An dessen christlichen Leitplanken "Freiheit, Solidarität, Gerechtigkeit" und Nächstenliebe wandert Arentz entlang. Doch statt die Ziele zu definieren, die Strecke bis dahin genau zu durchmessen und in eine schlüssige Wegbeschreibung zu gießen, begnügt er sich mit holzschnittartigen Wegweisern: dem Ruf nach einem aktiven Staat, der seinen Bürgern einen Rechtsanspruch auf soziale Sicherheit gewährt, sie zugleich aber zur Eigenverantwortung ermuntert; nach einer Stärkung der Familie; nach Mitbestimmung und Beteiligung der Arbeitnehmer; nach schärferer Managerhaftung und einem energischen Kampf gegen Schwarzarbeit und Steuerbetrug (aus dessen Milliardenerlösen nahezu alle Vorhaben finanziert werden sollen).

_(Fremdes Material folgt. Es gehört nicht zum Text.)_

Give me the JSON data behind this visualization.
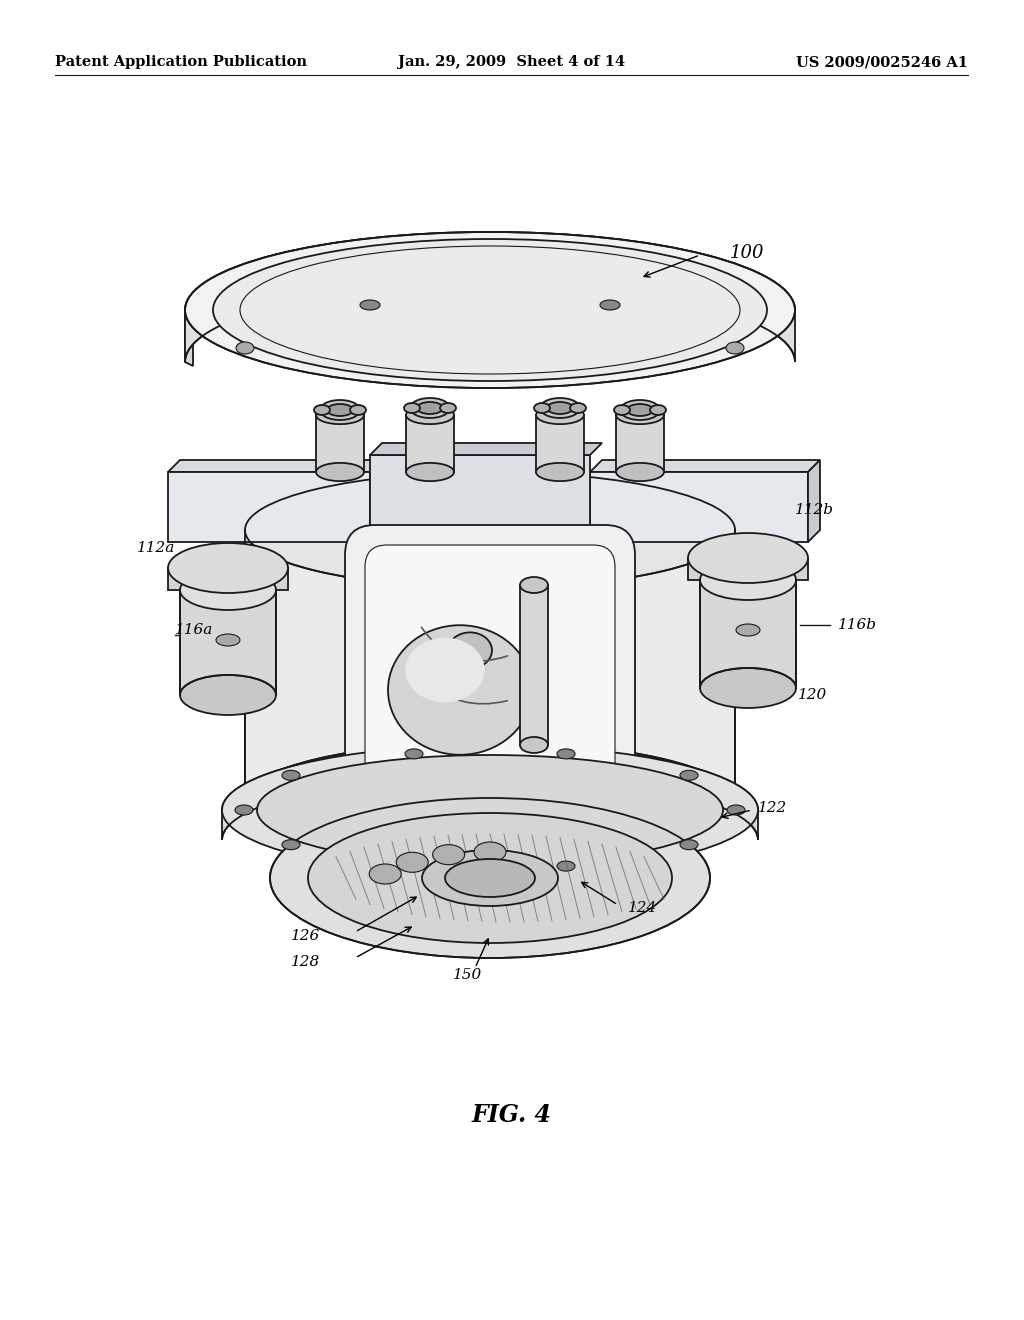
{
  "title": "FIG. 4",
  "header_left": "Patent Application Publication",
  "header_center": "Jan. 29, 2009  Sheet 4 of 14",
  "header_right": "US 2009/0025246 A1",
  "background_color": "#ffffff",
  "text_color": "#000000",
  "header_fontsize": 10.5,
  "title_fontsize": 17,
  "line_color": "#1a1a1a",
  "fill_light": "#f5f5f5",
  "fill_mid": "#e8e8e8",
  "fill_dark": "#d0d0d0",
  "fill_darker": "#b8b8b8"
}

Arentz' Stärke liegt in der Diagnose - zum Beispiel, wenn er die vielfältigen Diskriminierungen und Benachteiligungen von Familien enthüllt oder das Versagen des Staates in der Bildungspolitik geißelt, der einen riesigen Reparaturbetrieb organisiert, statt die Schulen und Kindergärten besser zu machen. Seine Therapievorschläge sind dagegen von unterschiedlicher Güte - durchaus realitätsnah in der Bildungspolitik, doch in der Familienpolitik treiben sie ebenso radikale (Einführung des Kinderwahlrechts) wie bürokratisch-pittoreske Blüten (ein Kinder-TÜV für alle Gesetze, die Umbenennung des Familienministeriums in Kinderministerium, ein Nationales Bündnis für Kinder unter Vorsitz des Bundespräsidenten, eine Nationalstiftung Kinder und ein jährlicher Kinderförderbericht). Ihre Realisierung ist folglich kaum zu erwarten.

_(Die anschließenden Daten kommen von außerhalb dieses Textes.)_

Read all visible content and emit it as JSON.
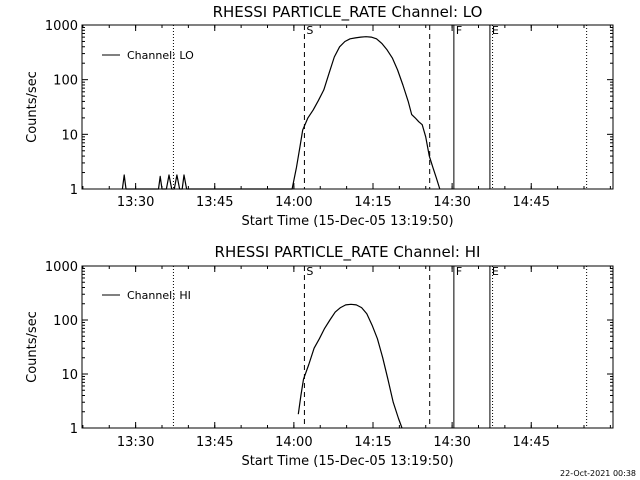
{
  "chart_data": [
    {
      "type": "line",
      "title": "RHESSI PARTICLE_RATE Channel: LO",
      "xlabel": "Start Time (15-Dec-05 13:19:50)",
      "ylabel": "Counts/sec",
      "yscale": "log",
      "ylim": [
        1,
        1000
      ],
      "xlim": [
        "13:19:50",
        "15:00:30"
      ],
      "xticks": [
        "13:30",
        "13:45",
        "14:00",
        "14:15",
        "14:30",
        "14:45"
      ],
      "yticks": [
        "1",
        "10",
        "100",
        "1000"
      ],
      "legend": "Channel: LO",
      "legend_position": "top-left",
      "markers": [
        {
          "label": "",
          "time": "13:37:10",
          "style": "dotted"
        },
        {
          "label": "S",
          "time": "14:02:00",
          "style": "dashed"
        },
        {
          "label": "",
          "time": "14:25:45",
          "style": "dashed"
        },
        {
          "label": "F",
          "time": "14:30:20",
          "style": "solid"
        },
        {
          "label": "E",
          "time": "14:37:10",
          "style": "solid"
        },
        {
          "label": "",
          "time": "14:37:40",
          "style": "dotted"
        },
        {
          "label": "",
          "time": "14:55:30",
          "style": "dotted"
        }
      ],
      "series": [
        {
          "name": "Channel: LO",
          "points": [
            [
              "13:27:30",
              1
            ],
            [
              "13:27:50",
              1.8
            ],
            [
              "13:28:10",
              1
            ],
            [
              "13:34:20",
              1
            ],
            [
              "13:34:40",
              1.7
            ],
            [
              "13:35:00",
              1
            ],
            [
              "13:35:50",
              1
            ],
            [
              "13:36:20",
              1.8
            ],
            [
              "13:36:50",
              1
            ],
            [
              "13:37:20",
              1
            ],
            [
              "13:37:50",
              1.8
            ],
            [
              "13:38:20",
              1
            ],
            [
              "13:38:50",
              1
            ],
            [
              "13:39:10",
              1.8
            ],
            [
              "13:39:40",
              1
            ],
            [
              "13:59:40",
              1
            ],
            [
              "14:00:30",
              2.5
            ],
            [
              "14:01:10",
              6
            ],
            [
              "14:01:40",
              12
            ],
            [
              "14:02:40",
              20
            ],
            [
              "14:03:40",
              28
            ],
            [
              "14:04:40",
              42
            ],
            [
              "14:05:40",
              65
            ],
            [
              "14:06:40",
              130
            ],
            [
              "14:07:40",
              260
            ],
            [
              "14:08:40",
              400
            ],
            [
              "14:09:40",
              500
            ],
            [
              "14:10:40",
              560
            ],
            [
              "14:11:40",
              580
            ],
            [
              "14:12:40",
              600
            ],
            [
              "14:13:40",
              610
            ],
            [
              "14:14:40",
              600
            ],
            [
              "14:15:40",
              560
            ],
            [
              "14:16:40",
              460
            ],
            [
              "14:17:40",
              350
            ],
            [
              "14:18:40",
              250
            ],
            [
              "14:19:40",
              150
            ],
            [
              "14:20:40",
              80
            ],
            [
              "14:21:40",
              40
            ],
            [
              "14:22:20",
              23
            ],
            [
              "14:23:00",
              20
            ],
            [
              "14:23:40",
              17
            ],
            [
              "14:24:20",
              15
            ],
            [
              "14:25:00",
              9
            ],
            [
              "14:25:40",
              4
            ],
            [
              "14:26:20",
              2.5
            ],
            [
              "14:27:00",
              1.6
            ],
            [
              "14:27:40",
              1
            ]
          ]
        }
      ]
    },
    {
      "type": "line",
      "title": "RHESSI PARTICLE_RATE Channel: HI",
      "xlabel": "Start Time (15-Dec-05 13:19:50)",
      "ylabel": "Counts/sec",
      "yscale": "log",
      "ylim": [
        1,
        1000
      ],
      "xlim": [
        "13:19:50",
        "15:00:30"
      ],
      "xticks": [
        "13:30",
        "13:45",
        "14:00",
        "14:15",
        "14:30",
        "14:45"
      ],
      "yticks": [
        "1",
        "10",
        "100",
        "1000"
      ],
      "legend": "Channel: HI",
      "legend_position": "top-left",
      "markers": [
        {
          "label": "",
          "time": "13:37:10",
          "style": "dotted"
        },
        {
          "label": "S",
          "time": "14:02:00",
          "style": "dashed"
        },
        {
          "label": "",
          "time": "14:25:45",
          "style": "dashed"
        },
        {
          "label": "F",
          "time": "14:30:20",
          "style": "solid"
        },
        {
          "label": "E",
          "time": "14:37:10",
          "style": "solid"
        },
        {
          "label": "",
          "time": "14:37:40",
          "style": "dotted"
        },
        {
          "label": "",
          "time": "14:55:30",
          "style": "dotted"
        }
      ],
      "series": [
        {
          "name": "Channel: HI",
          "points": [
            [
              "14:00:50",
              1.8
            ],
            [
              "14:01:20",
              4
            ],
            [
              "14:01:50",
              8
            ],
            [
              "14:02:50",
              15
            ],
            [
              "14:03:50",
              30
            ],
            [
              "14:04:50",
              45
            ],
            [
              "14:05:50",
              70
            ],
            [
              "14:06:50",
              100
            ],
            [
              "14:07:50",
              140
            ],
            [
              "14:08:50",
              170
            ],
            [
              "14:09:50",
              190
            ],
            [
              "14:10:50",
              195
            ],
            [
              "14:11:50",
              190
            ],
            [
              "14:12:50",
              170
            ],
            [
              "14:13:50",
              130
            ],
            [
              "14:14:50",
              80
            ],
            [
              "14:15:50",
              45
            ],
            [
              "14:16:50",
              20
            ],
            [
              "14:17:50",
              8
            ],
            [
              "14:18:50",
              3
            ],
            [
              "14:19:50",
              1.5
            ],
            [
              "14:20:30",
              1
            ]
          ]
        }
      ]
    }
  ],
  "footer": {
    "timestamp": "22-Oct-2021 00:38"
  }
}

Arentz will nicht Aufbruchsstimmung erzeugen, sondern zur Besinnung rufen. Er appelliert nicht an die Veränderungsbereitschaft und den Reformwillen der Bürger, sondern an deren Gemeinsinn und ihre Moral. Das Buch ist kein detaillierter Bauplan für das Deutschland des 21. Jahrhunderts, das sich im globalen Wettbewerb behaupten kann, sondern eine interne Handreichung für den Politikbetrieb, eine Warnung an die Union, das Tafelsilber ihrer sozialpolitischen Tradition nicht zu verscherbeln und zur großen Schwester der FDP zu mutieren. "Die Menschen müssen wissen: Wenn die Union regiert und reformiert, geht es gerecht zu", mahnt Arentz. "Das Geheimnis der Gerechtigkeit bei Reformen ist ganz einfach: Wir dürfen den Menschen, die wenig haben, nicht mehr zumuten als denen, die viel haben." So spricht ein um den nächsten Wahlsieg bangender Verteilungspolitiker, kein visionärer Staatsmann.

Vor allem aber dürfe es die Union nie so machen wie die Schröder-SPD 2002: "Vor der Wahl links blinken, nach der Wahl rechts abbiegen." Auch das sagt sich schön. Was Arentz übersieht: Auch die Merkel-CDU hat längst die Rechtskurve eingeschlagen. Wenn er dennoch unverdrossen links blinkt, erzwingt er keinen Richtungswechsel, sondern riskiert den Führerscheinentzug.